# taz.de -- Flüchtlingsunterbringung in Deutschland: Leere Häuser sinnvoll nutzen
       
       > Kommunen haben viele Möglichkeiten, Wohnraum für Flüchtlinge zu schaffen.
       > Leerstehende Privathäuser zu beschlagnahmen, ist schwierig.
       
 (IMG) Bild: Ein Rettungsring für Geflüchtete: Immobilien beschlagnahmen, statt Zelte und Boote zu belegen
       
       Karlsruhe taz | Die Unterbringung von Flüchtlingen in Containern und
       Zeltstädten ist nur eine provisorische Lösung. Früher oder später benötigen
       sie Wohnungen.
       
       Neue Wohnungen zu bauen ist eine Möglichkeit. Wohnungen am Markt anzumieten
       eine andere. Rechtlich sind auch Eigenbedarfskündigungen und
       Beschlagnahmungen möglich. Aber nicht alles, was rechtlich machbar ist,
       wäre auch politisch klug.
       
       Können Kommunen den Mietern kommunaler Wohnungen kündigen, weil sie Raum
       für Flüchtlinge brauchen? Vermieter können dem Mieter einer Wohnung zwar
       nicht einfach so kündigen, sondern sie müssten laut Bürgerlichem Gesetzbuch
       ein „berechtigtes Interessen“ an der Kündigung haben(§ 573).
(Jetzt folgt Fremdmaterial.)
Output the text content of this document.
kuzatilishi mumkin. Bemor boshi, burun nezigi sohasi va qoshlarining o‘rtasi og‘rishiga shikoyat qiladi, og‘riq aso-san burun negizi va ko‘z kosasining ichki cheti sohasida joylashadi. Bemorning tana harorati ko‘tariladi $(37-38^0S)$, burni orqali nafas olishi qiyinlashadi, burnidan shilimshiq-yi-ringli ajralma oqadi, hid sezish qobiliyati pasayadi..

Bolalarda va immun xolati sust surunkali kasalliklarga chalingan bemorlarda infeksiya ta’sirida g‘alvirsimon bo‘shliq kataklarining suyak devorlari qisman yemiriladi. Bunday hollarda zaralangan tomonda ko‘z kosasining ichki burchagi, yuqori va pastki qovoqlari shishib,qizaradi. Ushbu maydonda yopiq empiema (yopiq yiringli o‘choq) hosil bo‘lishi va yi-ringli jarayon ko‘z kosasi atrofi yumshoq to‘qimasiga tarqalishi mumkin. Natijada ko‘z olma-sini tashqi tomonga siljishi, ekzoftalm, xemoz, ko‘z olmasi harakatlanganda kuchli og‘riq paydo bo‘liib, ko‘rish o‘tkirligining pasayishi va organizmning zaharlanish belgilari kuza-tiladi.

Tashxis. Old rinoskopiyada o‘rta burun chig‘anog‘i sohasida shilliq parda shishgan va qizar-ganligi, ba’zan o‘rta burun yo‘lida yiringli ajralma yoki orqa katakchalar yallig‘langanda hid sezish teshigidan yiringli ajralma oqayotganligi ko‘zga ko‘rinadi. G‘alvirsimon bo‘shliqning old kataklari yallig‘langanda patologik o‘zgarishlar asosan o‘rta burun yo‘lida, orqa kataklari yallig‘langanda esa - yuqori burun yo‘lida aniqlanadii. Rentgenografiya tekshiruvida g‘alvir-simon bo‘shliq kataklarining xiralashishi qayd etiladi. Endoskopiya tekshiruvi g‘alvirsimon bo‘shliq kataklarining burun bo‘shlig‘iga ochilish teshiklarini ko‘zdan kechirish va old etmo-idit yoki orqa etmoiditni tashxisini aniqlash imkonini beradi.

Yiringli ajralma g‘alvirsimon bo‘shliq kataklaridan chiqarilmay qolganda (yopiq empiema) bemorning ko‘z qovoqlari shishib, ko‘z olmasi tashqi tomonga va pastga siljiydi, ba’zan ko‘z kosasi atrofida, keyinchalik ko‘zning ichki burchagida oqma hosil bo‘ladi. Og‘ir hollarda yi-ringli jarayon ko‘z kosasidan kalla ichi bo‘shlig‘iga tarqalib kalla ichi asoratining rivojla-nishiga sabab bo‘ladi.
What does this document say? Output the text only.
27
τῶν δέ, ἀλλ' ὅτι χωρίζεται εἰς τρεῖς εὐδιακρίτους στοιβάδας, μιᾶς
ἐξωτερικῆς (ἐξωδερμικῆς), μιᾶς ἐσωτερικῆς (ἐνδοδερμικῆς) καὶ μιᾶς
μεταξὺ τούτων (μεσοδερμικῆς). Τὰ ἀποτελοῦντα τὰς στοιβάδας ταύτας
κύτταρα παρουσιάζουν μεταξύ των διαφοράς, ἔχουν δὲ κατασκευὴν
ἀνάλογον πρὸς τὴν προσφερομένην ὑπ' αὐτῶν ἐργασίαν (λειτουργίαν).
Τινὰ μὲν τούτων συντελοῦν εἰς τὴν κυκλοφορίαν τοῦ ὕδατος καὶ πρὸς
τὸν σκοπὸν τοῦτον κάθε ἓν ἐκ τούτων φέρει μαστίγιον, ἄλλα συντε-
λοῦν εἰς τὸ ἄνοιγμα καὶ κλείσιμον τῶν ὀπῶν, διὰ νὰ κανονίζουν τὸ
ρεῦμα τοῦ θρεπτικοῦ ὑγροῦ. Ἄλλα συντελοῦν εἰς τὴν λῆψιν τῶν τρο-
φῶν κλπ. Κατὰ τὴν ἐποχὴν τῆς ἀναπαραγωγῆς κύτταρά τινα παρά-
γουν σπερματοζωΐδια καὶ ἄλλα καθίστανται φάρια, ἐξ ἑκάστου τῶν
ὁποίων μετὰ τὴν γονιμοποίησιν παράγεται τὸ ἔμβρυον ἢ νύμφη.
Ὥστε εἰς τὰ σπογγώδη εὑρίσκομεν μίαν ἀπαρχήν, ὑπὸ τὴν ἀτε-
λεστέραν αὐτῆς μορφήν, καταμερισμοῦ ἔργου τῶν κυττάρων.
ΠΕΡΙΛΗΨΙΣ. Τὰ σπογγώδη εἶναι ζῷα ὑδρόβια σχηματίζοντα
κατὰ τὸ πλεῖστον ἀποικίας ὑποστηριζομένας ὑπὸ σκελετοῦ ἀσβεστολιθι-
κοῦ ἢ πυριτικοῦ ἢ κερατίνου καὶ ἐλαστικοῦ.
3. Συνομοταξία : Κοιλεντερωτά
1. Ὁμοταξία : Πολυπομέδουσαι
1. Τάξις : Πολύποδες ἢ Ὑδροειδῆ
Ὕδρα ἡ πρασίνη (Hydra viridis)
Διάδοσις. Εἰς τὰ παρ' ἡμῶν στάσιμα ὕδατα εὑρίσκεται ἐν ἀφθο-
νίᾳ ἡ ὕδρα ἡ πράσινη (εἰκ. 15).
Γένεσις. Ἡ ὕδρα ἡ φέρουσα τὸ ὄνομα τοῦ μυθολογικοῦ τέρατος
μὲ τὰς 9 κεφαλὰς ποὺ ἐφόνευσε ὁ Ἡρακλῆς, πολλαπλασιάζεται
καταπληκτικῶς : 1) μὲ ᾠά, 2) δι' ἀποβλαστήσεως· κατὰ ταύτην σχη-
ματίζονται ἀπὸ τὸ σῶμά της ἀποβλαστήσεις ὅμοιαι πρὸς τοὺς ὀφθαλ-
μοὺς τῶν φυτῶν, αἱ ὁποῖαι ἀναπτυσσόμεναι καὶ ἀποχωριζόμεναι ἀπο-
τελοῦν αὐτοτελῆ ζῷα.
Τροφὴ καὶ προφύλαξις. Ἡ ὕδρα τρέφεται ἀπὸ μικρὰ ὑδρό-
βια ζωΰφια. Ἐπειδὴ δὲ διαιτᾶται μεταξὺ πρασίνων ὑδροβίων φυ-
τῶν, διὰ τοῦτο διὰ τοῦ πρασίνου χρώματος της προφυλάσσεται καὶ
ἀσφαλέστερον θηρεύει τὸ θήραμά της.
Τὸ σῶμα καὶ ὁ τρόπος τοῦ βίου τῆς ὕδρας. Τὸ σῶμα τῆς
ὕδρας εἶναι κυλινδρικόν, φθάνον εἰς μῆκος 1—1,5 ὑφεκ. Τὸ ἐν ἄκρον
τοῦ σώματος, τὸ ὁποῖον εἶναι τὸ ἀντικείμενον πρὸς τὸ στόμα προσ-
Als ein
       solches berechtigtes Interesse gilt zum Beispiel der Eigenbedarf des
       Vermieters für sich und seine Angehörigen.
       
       Auch eine Kommune, die eine eigene Wohnung an Privatpersonen vermietet,
       kann den Mietern aus „berechtigtem“ Interesse kündigen. Ob man die
       Unterbringung von Flüchtlingen als „Eigenbedarf“ bezeichnet, ist dabei
       zweitrangig, da es um eine Aufgabe der Kommune geht und so ein
       „berechtigtes Interesse“ vorliegt. Erste Fälle gibt es in Nieheim in
       Nordrhein-Westfalen und in Eschbach in Baden-Württemberg.
       
       ## Gegen den Willen der Eigentümer
       
       Können auch kommunale Wohnungsunternehmen kündigen, weil die jeweilige
       Kommune Raum für Flüchtlinge braucht? Grundsätzlich ja. Auch hier würde
       wohl ein berechtigtes Interesse an der Kündigung angenommen. Der
       Bundesgerichtshof (BGH) hat dies 2012 für einen ähnlichen Fall entschieden.
       Damals hat eine evangelische Kirchengemeinde einem Mieter gekündigt, weil
       die Diakonie in der Wohnung eine Eheberatungsstelle unterbringen wollte.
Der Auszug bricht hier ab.